Chronik

Jungtiere dürfen nicht gestreichelt werden

Die Sonne scheint durch die kahlen Baumkronen, zaghaft zeigen sich die ersten Knospen. Am Wegesrand blühen Leberblümchen und Schneeglöckchen. Es wird Frühling, bald schon streifen Frischlinge, Rehkitze und Junghasen durch Österreichs Wiesen und Wälder. So herzig die Tiere sind, für Spaziergänger heißt es Vorsicht – und keinesfalls streicheln.

"Wenn man jetzt mit seinem Hund im Wald unterwegs ist, gehört der unbedingt an die Leine", erklärt Harald Brenner vom Biosphärenpark Wienerwald, während er mit Hündin Ida durch den Wald spaziert. "Das gilt auch als Schutz für den Hund." Während auf der einen Seite vor allem junge Feldhasen Opfer des hündischen Jagdinstinkts werden, könnte der Hund andererseits selbst von Wildtieren attackiert werden.

Schließlich ist die Bache, also das weibliche Wildschwein, bereits mit ihren Frischlingen unterwegs. "Die Tiere sind sehr wehrhaft", sagt Brenner. Stöbere ein Hund die Frischlinge auf, werde er attackiert. "Wenn man selbst einer Bache begegnet und sie in Angriffshaltung geht, dann sollte man sich möglichst groß machen und laut schreien", erklärt der Forstwissenschaftler. Das sei aber ohnehin sehr unwahrscheinlich.

Brenner weiß, wovon er spricht. Im Biosphärenpark ist er für das Wildtier-Management zuständig. Alle zwei Wochen sieht er im Wald nach dem Rechten. Häufig passiere es, dass Spaziergänger kleine Uhus oder Käuzchen vom Wegesrand aufsammeln, erzählt der Experte. Ein Fehler. Die Tiere marschieren im "Ästlingsstadium" auf den Bäumen herum, manche stürzen dabei ab.

"Keinesfalls soll man sie angreifen und schauen, ob sie so flauschig sind, wie sie ausschauen", warnt Brenner. Damit übertrage man die eigene Witterung und sie werden leichter gefressen. Lediglich offensichtlich verletzte Tiere sollten ins Institut für Wildtierkunde nach Wien gebracht werden.

Rehkitz in Gefahr

Apropos Witterung. In wenigen Wochen kommen auch die ersten Rehkitze zur Welt. Die Jungtiere bleiben alleine in der Deckung, die Mutter hält sich in der Nähe auf und kommt nur zum Säugen vorbei. Das Kitz hat nämlich zum Schutz gegen Fressfeinde keinen Eigengeruch, wie Brenners Kollege Nikolaus Eisank vom Nationalpark Hohe Tauern bestätigt. Wer also ein vermeintlich verwaistes Rehkitz findet, darf es keinesfalls anfassen, sonst nehme es eine Witterung an und sei den Feinden ausgeliefert, sind sich die Experten einig.

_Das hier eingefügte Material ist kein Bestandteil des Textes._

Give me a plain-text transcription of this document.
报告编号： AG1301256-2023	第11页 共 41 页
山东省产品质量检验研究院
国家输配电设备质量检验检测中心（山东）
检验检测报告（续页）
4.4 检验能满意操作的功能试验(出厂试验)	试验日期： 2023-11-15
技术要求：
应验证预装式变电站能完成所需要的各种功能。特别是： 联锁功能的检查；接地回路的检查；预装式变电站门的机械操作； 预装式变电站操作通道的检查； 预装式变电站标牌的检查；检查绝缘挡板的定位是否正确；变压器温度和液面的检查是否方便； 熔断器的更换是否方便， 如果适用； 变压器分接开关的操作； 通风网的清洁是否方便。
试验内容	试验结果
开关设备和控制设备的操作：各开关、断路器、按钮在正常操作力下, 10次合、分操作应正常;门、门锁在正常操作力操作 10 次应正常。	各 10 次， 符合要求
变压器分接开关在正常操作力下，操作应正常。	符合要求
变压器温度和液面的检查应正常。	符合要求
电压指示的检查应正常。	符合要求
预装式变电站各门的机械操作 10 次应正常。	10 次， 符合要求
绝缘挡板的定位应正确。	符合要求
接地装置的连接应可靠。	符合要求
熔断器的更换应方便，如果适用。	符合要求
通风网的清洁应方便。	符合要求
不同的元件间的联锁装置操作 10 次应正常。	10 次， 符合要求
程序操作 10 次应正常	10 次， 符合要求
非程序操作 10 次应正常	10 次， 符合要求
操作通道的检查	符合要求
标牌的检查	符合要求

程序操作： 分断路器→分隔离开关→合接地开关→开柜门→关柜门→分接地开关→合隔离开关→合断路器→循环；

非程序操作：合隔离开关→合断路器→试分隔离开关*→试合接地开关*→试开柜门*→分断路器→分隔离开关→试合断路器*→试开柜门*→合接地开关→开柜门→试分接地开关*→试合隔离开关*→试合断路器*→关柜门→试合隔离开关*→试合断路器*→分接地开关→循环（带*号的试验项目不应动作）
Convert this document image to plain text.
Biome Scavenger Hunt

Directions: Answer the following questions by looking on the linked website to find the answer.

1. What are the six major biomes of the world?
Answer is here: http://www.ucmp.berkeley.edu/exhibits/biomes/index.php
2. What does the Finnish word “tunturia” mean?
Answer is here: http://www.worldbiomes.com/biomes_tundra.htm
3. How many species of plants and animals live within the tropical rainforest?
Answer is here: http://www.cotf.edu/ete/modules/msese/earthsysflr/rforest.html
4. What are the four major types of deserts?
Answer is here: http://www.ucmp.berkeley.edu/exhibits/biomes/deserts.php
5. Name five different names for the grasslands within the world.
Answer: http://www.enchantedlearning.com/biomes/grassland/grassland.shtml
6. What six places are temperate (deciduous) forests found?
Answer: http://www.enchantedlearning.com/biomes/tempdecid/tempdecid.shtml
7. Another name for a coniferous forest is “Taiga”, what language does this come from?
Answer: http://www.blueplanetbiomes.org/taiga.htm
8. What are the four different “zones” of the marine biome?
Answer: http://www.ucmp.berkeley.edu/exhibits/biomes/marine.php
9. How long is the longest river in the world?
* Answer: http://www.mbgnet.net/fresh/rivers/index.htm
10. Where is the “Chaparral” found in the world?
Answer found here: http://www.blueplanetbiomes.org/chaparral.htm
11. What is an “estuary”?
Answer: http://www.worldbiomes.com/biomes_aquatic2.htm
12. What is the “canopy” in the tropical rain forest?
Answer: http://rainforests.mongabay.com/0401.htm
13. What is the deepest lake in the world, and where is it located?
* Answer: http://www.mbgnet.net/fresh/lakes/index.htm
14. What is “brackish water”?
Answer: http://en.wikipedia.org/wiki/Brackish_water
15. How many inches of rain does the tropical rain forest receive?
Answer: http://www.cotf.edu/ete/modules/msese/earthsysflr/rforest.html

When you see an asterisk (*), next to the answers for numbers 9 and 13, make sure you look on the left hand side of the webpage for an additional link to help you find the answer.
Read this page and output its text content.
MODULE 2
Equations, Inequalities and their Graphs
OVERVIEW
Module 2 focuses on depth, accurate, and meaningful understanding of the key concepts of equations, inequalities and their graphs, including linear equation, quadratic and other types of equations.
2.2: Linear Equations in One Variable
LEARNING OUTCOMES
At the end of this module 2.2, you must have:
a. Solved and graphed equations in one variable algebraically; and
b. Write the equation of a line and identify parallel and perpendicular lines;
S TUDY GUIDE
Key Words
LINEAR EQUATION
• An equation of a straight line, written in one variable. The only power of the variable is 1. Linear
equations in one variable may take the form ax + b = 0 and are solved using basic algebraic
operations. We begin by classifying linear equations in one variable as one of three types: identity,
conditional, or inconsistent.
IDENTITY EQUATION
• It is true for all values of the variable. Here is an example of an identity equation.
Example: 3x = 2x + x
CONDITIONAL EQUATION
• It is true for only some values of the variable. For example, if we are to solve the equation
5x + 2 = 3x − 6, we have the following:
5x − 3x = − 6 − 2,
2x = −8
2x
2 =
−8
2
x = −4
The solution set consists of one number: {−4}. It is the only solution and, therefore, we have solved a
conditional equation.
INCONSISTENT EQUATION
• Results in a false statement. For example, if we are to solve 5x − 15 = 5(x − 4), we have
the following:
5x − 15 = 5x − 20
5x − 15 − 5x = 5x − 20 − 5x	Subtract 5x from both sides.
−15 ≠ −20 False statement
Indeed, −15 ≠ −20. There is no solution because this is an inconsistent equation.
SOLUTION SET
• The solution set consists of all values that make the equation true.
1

Generell ist dieser Tage auch für Autofahrer Vorsicht geboten. Feldhasen und Rehböcke stecken gerade ihr Revier ab, es kommt zu Kämpfen. Auf der Flucht vor Rivalen stürmen die Tiere derzeit oft kopflos über die Straßen. Zudem finden ab Beginn der Dämmerung Amphibienwanderungen statt.

70 Prozent der Österreicher verbringen ihre Freizeit am liebsten im Wald – zumindest zeitweise. Kein Wunder, nimmt dieser doch 48 Prozent der Staatsfläche ein.

Unsere Wälder dürfen generell von Jedermann betreten werden. Allerdings gibt es Regeln, an die sich Spaziergänger und Wanderer halten sollten. So soll man sich ruhig verhalten, da Lärm die Tiere verschreckt. Um den Stress für Wildtiere gering zu halten, sollen Hunde an die Leine genommen werden. Manche Gemeinden schreiben ohnehin Leinenpflicht vor.

Im Biosphärenpark Wienerwald dürfen Spaziergänger in den 37 streng geschützten Kernzonen, in denen der Wald nicht bewirtschaftet wird, die gekennzeichneten Wege nicht verlassen. Dort dürfen auch keine Pilze, Beeren oder Kräuter gesammelt werden. Sonst können maximal zwei Kilo pro Person und Tag gebrockt werden.

Radfahren und Mountainbiken ist ausschließlich auf markierten Radwegen und Routen erlaubt. Dasselbe gilt für das Reiten. Campieren sowie das Entzünden eines Lagerfeuers ist nur mit Zustimmung bzw. einer schriftlichen Erlaubnis des Waldeigentümers gestattet.